The controller also reviewed 11 CalPERS member agencies, which included three state agencies, two counties, two cities, and four special districts, to determine if any retirements occurring during the audit span included any inappropriate benefit enhancements.

"The good news is that my office sampled 11 employers within the CalPERS system and found no incidences of pension spiking," said Chiang. "The discouraging news is CalPERS's lack of robust auditing, underutilization of advanced technology, and its generally passive approach to the problem invites abuse."

Among the 11 member agencies reviewed were the California Department of Fish and Wildlife, the California State University Chancellor's Office, and Riverside County.

Chiang said CalPERS has a number of electronic risk assessment tools that can be used to detect pension spiking, but does not effectively use them. Instead of applying these tools on a monthly basis, it only performs an assessment once a year.

"Compounding the deficiencies inherent in an approach that does not systemically screen data on a frequent basis, CalPERS generally only reviews pay data for spiking when an employee of a member agency is about to retire," the controller's office said. "This lack of up-front, real-time accuracy verification needlessly creates opportunities for abuse to occur."

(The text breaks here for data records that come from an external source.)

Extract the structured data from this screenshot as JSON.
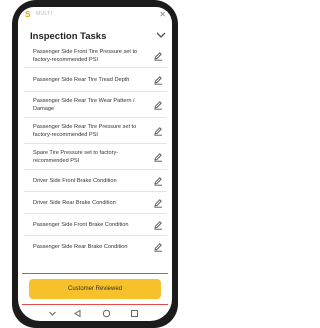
{
  "status_bar": {
    "app_label": "MULTI",
    "close_glyph": "✕",
    "app_icon": "s-logo-icon"
  },
  "header": {
    "title": "Inspection Tasks"
  },
  "tasks": [
    {
      "label": "Passenger Side Front Tire Pressure set to factory-recommended PSI"
    },
    {
      "label": "Passenger Side Rear Tire Tread Depth"
    },
    {
      "label": "Passenger Side Rear Tire Wear Pattern / Damage"
    },
    {
      "label": "Passenger Side Rear Tire Pressure set to factory-recommended PSI"
    },
    {
      "label": "Spare Tire Pressure set to factory-recommended PSI"
    },
    {
      "label": "Driver Side Front Brake Condition"
    },
    {
      "label": "Driver Side Rear Brake Condition"
    },
    {
      "label": "Passenger Side Front Brake Condition"
    },
    {
      "label": "Passenger Side Rear Brake Condition"
    }
  ],
  "footer": {
    "primary_button": "Customer Reviewed"
  },
  "colors": {
    "accent": "#f6c12b",
    "highlight_border": "#e54b4b",
    "phone_frame": "#1c1c1c"
  }
}
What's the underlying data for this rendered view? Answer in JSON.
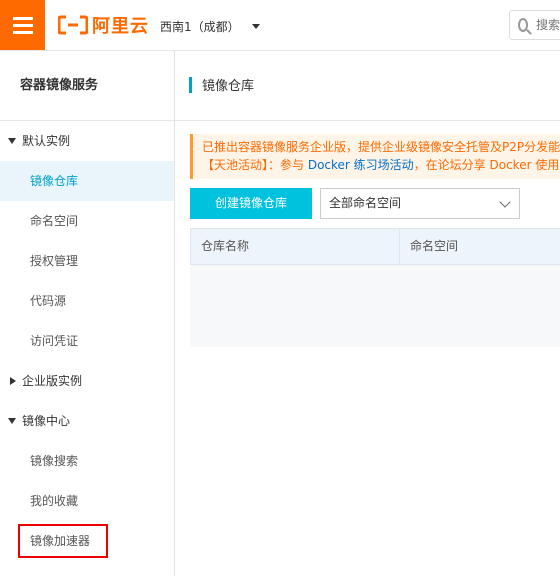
{
  "topbar": {
    "logo_text": "阿里云",
    "region": "西南1（成都）",
    "search_placeholder": "搜索"
  },
  "sidebar": {
    "title": "容器镜像服务",
    "groups": [
      {
        "label": "默认实例",
        "expanded": true,
        "items": [
          "镜像仓库",
          "命名空间",
          "授权管理",
          "代码源",
          "访问凭证"
        ]
      },
      {
        "label": "企业版实例",
        "expanded": false,
        "items": []
      },
      {
        "label": "镜像中心",
        "expanded": true,
        "items": [
          "镜像搜索",
          "我的收藏",
          "镜像加速器"
        ]
      }
    ],
    "active_item": "镜像仓库",
    "highlighted_item": "镜像加速器"
  },
  "main": {
    "title": "镜像仓库",
    "notice": {
      "line1": "已推出容器镜像服务企业版，提供企业级镜像安全托管及P2P分发能",
      "line2_prefix": "【天池活动】：参与 ",
      "line2_link": "Docker 练习场活动",
      "line2_suffix": "，在论坛分享 Docker 使用心"
    },
    "create_button": "创建镜像仓库",
    "namespace_select": "全部命名空间",
    "table": {
      "columns": [
        "仓库名称",
        "命名空间"
      ]
    }
  },
  "colors": {
    "brand_orange": "#ff6a00",
    "accent_blue": "#00c1de",
    "active_text": "#00a2ca",
    "highlight_box": "#ee0000"
  }
}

Part of the problem, according to the controller's office, is a lack of auditing resources to effectively oversee CalPERS member agencies. At the time of the review, available resources limited annual reviews to only 1.5% of CalPERS' membership.

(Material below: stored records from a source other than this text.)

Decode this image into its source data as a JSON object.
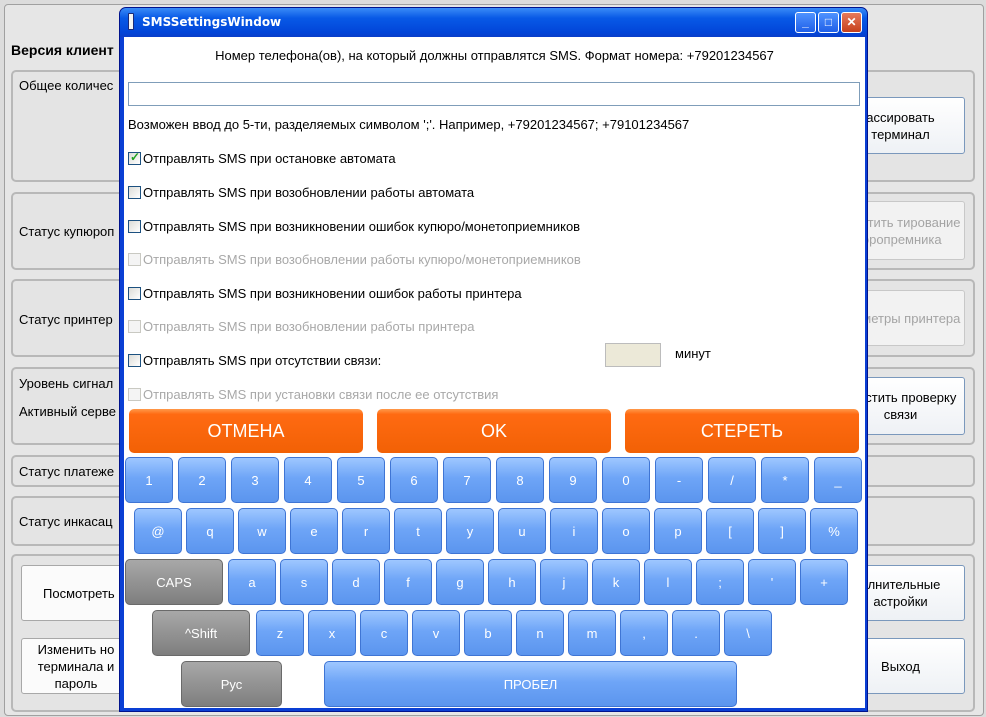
{
  "background": {
    "version_label": "Версия клиент",
    "sections": [
      {
        "label": "Общее количес"
      },
      {
        "label": "Статус купюроп"
      },
      {
        "label": "Статус принтер"
      },
      {
        "label": "Уровень сигнал",
        "label2": "Активный серве"
      },
      {
        "label": "Статус платеже"
      },
      {
        "label": "Статус инкасац"
      }
    ],
    "right_buttons": [
      {
        "label": "ассировать терминал",
        "disabled": false
      },
      {
        "label": "апустить тирование юропремника",
        "disabled": true
      },
      {
        "label": "араметры принтера",
        "disabled": true
      },
      {
        "label": "апустить проверку связи",
        "disabled": false
      },
      {
        "label": "олнительные астройки",
        "disabled": false
      },
      {
        "label": "Выход",
        "disabled": false
      }
    ],
    "left_buttons": [
      {
        "label": "Посмотреть"
      },
      {
        "label": "Изменить но терминала и пароль"
      }
    ]
  },
  "window": {
    "title": "SMSSettingsWindow",
    "controls": {
      "minimize": "_",
      "maximize": "□",
      "close": "✕"
    }
  },
  "form": {
    "phone_hint": "Номер телефона(ов), на который должны отправлятся SMS. Формат номера: +79201234567",
    "phone_value": "",
    "phone_example": "Возможен ввод до 5-ти, разделяемых символом ';'. Например, +79201234567; +79101234567",
    "checkboxes": [
      {
        "label": "Отправлять SMS при остановке автомата",
        "checked": true,
        "enabled": true
      },
      {
        "label": "Отправлять SMS при возобновлении работы автомата",
        "checked": false,
        "enabled": true
      },
      {
        "label": "Отправлять SMS при возникновении ошибок купюро/монетоприемников",
        "checked": false,
        "enabled": true
      },
      {
        "label": "Отправлять SMS при возобновлении работы купюро/монетоприемников",
        "checked": false,
        "enabled": false
      },
      {
        "label": "Отправлять SMS при возникновении ошибок работы принтера",
        "checked": false,
        "enabled": true
      },
      {
        "label": "Отправлять SMS при возобновлении работы принтера",
        "checked": false,
        "enabled": false
      },
      {
        "label": "Отправлять SMS при отсутствии связи:",
        "checked": false,
        "enabled": true
      },
      {
        "label": "Отправлять SMS при установки связи после ее отсутствия",
        "checked": false,
        "enabled": false
      }
    ],
    "minutes_value": "",
    "minutes_label": "минут"
  },
  "actions": {
    "cancel": "ОТМЕНА",
    "ok": "OK",
    "clear": "СТЕРЕТЬ"
  },
  "keyboard": {
    "row1": [
      "1",
      "2",
      "3",
      "4",
      "5",
      "6",
      "7",
      "8",
      "9",
      "0",
      "-",
      "/",
      "*",
      "_"
    ],
    "row2": [
      "@",
      "q",
      "w",
      "e",
      "r",
      "t",
      "y",
      "u",
      "i",
      "o",
      "p",
      "[",
      "]",
      "%"
    ],
    "row3": [
      "CAPS",
      "a",
      "s",
      "d",
      "f",
      "g",
      "h",
      "j",
      "k",
      "l",
      ";",
      "'",
      "+"
    ],
    "row4": [
      "^Shift",
      "z",
      "x",
      "c",
      "v",
      "b",
      "n",
      "m",
      ",",
      ".",
      "\\"
    ],
    "row5": [
      "Рус",
      "ПРОБЕЛ"
    ]
  },
  "colors": {
    "accent_orange": "#f26105",
    "key_blue": "#6ea5f7",
    "title_blue": "#0245d8"
  }
}
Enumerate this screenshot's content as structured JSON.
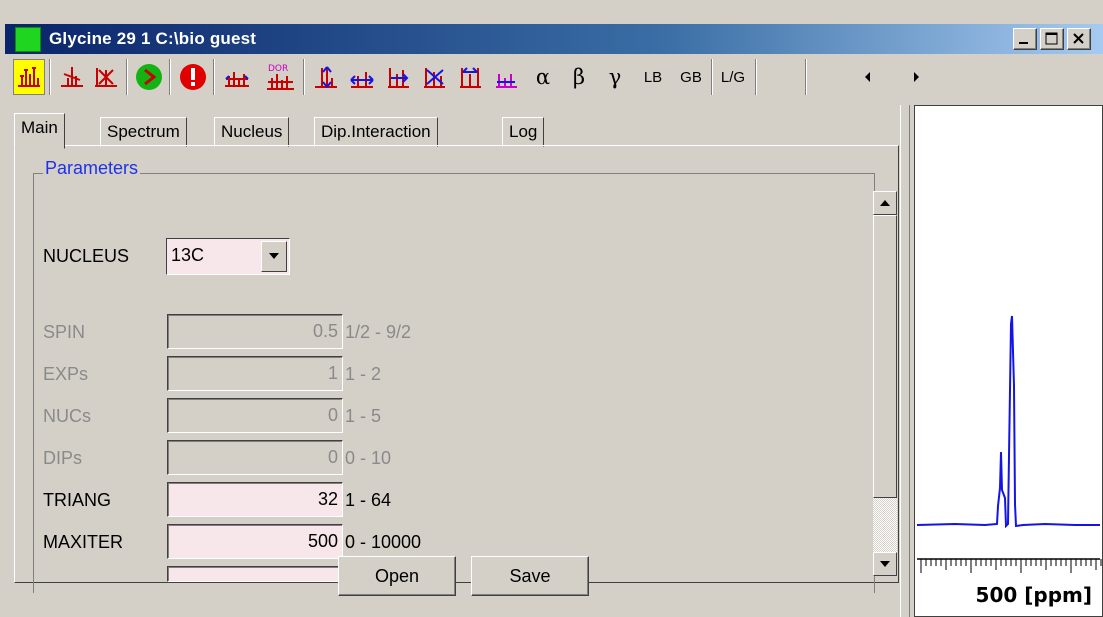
{
  "window": {
    "title": "Glycine 29  1  C:\\bio  guest"
  },
  "toolbar": {
    "icons": [
      "spectrum-view-icon",
      "peak-split-icon",
      "peak-remove-icon",
      "run-icon",
      "stop-icon",
      "fit-icon",
      "dor-fit-icon",
      "expand-vertical-icon",
      "expand-horizontal-icon",
      "zoom-in-icon",
      "zoom-out-icon",
      "shift-icon",
      "integrate-icon"
    ],
    "dor_text": "DOR",
    "alpha": "α",
    "beta": "β",
    "gamma": "γ",
    "lb": "LB",
    "gb": "GB",
    "lg": "L/G"
  },
  "tabs": [
    {
      "label": "Main",
      "selected": true
    },
    {
      "label": "Spectrum",
      "selected": false
    },
    {
      "label": "Nucleus",
      "selected": false
    },
    {
      "label": "Dip.Interaction",
      "selected": false
    },
    {
      "label": "Log",
      "selected": false
    }
  ],
  "parameters": {
    "title": "Parameters",
    "nucleus_label": "NUCLEUS",
    "nucleus_value": "13C",
    "rows": [
      {
        "label": "SPIN",
        "value": "0.5",
        "range": "1/2 - 9/2",
        "editable": false
      },
      {
        "label": "EXPs",
        "value": "1",
        "range": "1 - 2",
        "editable": false
      },
      {
        "label": "NUCs",
        "value": "0",
        "range": "1 - 5",
        "editable": false
      },
      {
        "label": "DIPs",
        "value": "0",
        "range": "0 - 10",
        "editable": false
      },
      {
        "label": "TRIANG",
        "value": "32",
        "range": "1 - 64",
        "editable": true
      },
      {
        "label": "MAXITER",
        "value": "500",
        "range": "0 - 10000",
        "editable": true
      }
    ]
  },
  "buttons": {
    "open": "Open",
    "save": "Save"
  },
  "spectrum": {
    "axis_label": "500 [ppm]",
    "line_color": "#1414e6"
  }
}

The review of CalPERS follows a recent vote from the board to change retirement calculations for new government hires. The decision has received criticism from Gov. Jerry Brown who raised concerns about pension spiking and said it undermines recent pension reforms.

Fitch Ratings released a recent report saying the new calculations will likely raise funding pressures on public employers.

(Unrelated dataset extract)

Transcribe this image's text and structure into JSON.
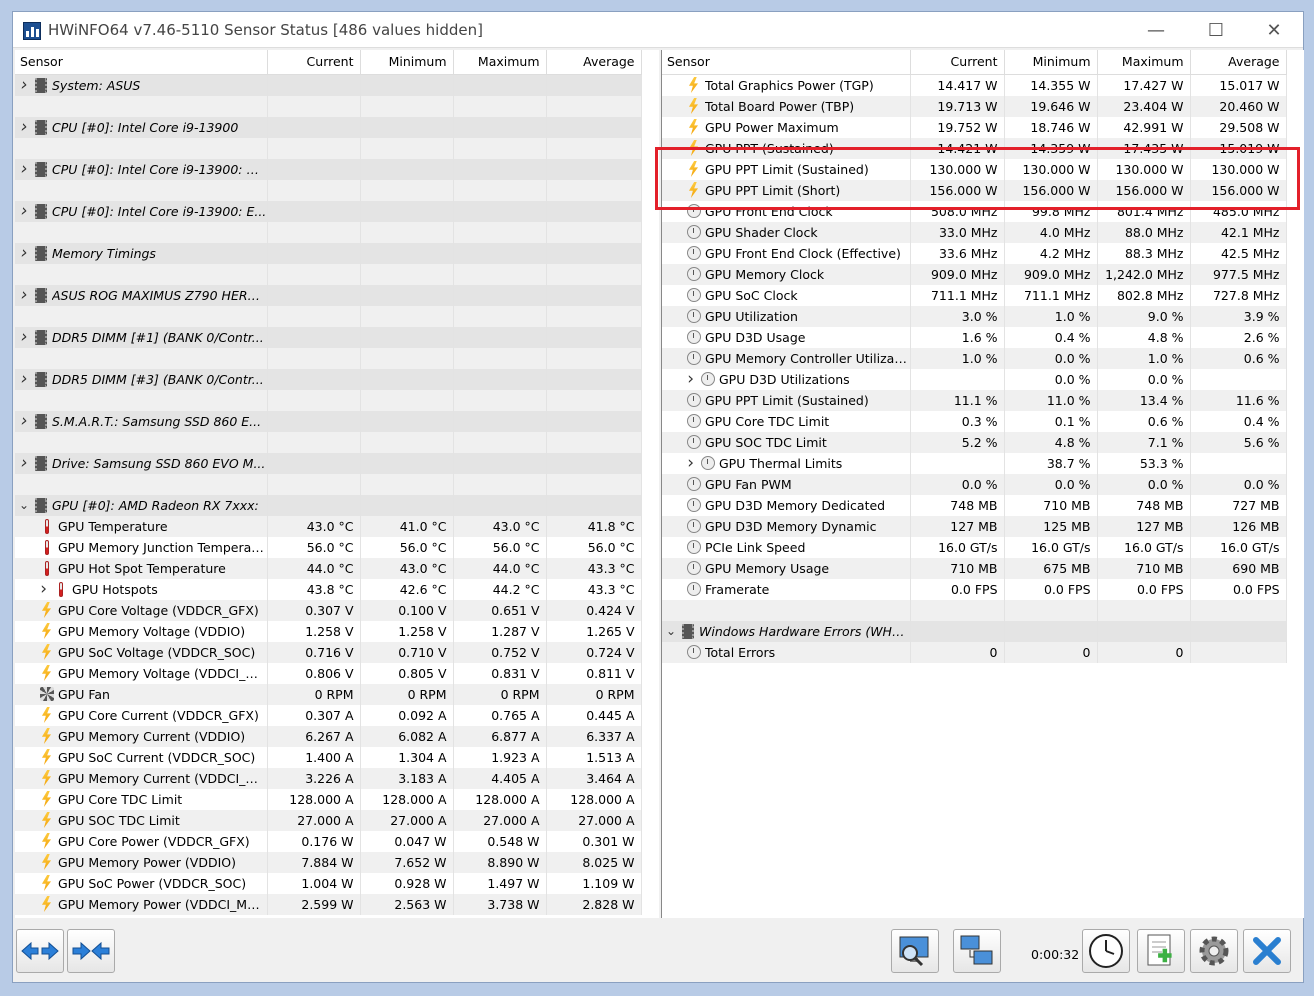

The controller's office recommends that CalPERS address its understaffing immediately, make use of its electronic tools, and enact a more rigorous, prevention-based approach to combat pension spiking.

In a response to the controller's review, CalPERS said it has increased efforts to monitor compliance of its agencies in recent years, including increasing its audit staff and, in the last year alone, doubling the number of audits of contracting public agencies to 99.

"We agree on the importance of a proactive and automated system to detect pension spiking," said Rob Feckner, President of the CalPERS Board of Administration. "Long before the Controller's Office began their current review, CalPERS saw the need for a 21st century, state of the art technology system and we successfully implemented it in 2011. That is one of the reasons why the SCO's report 'did not identify pension spiking' among the 11 agencies they reviewed."

CalPERS said it's also developing a business intelligence program using technology and data analytics to identify payroll anomalies across its membership. This will allow the pension fund to focus its auditing efforts on contracting agencies most at-risk for reporting efforts, they said.

CalPERS said it agrees that it needs a larger audit staff, which is why they have significantly increased it and plan to continue to increase it in the near future.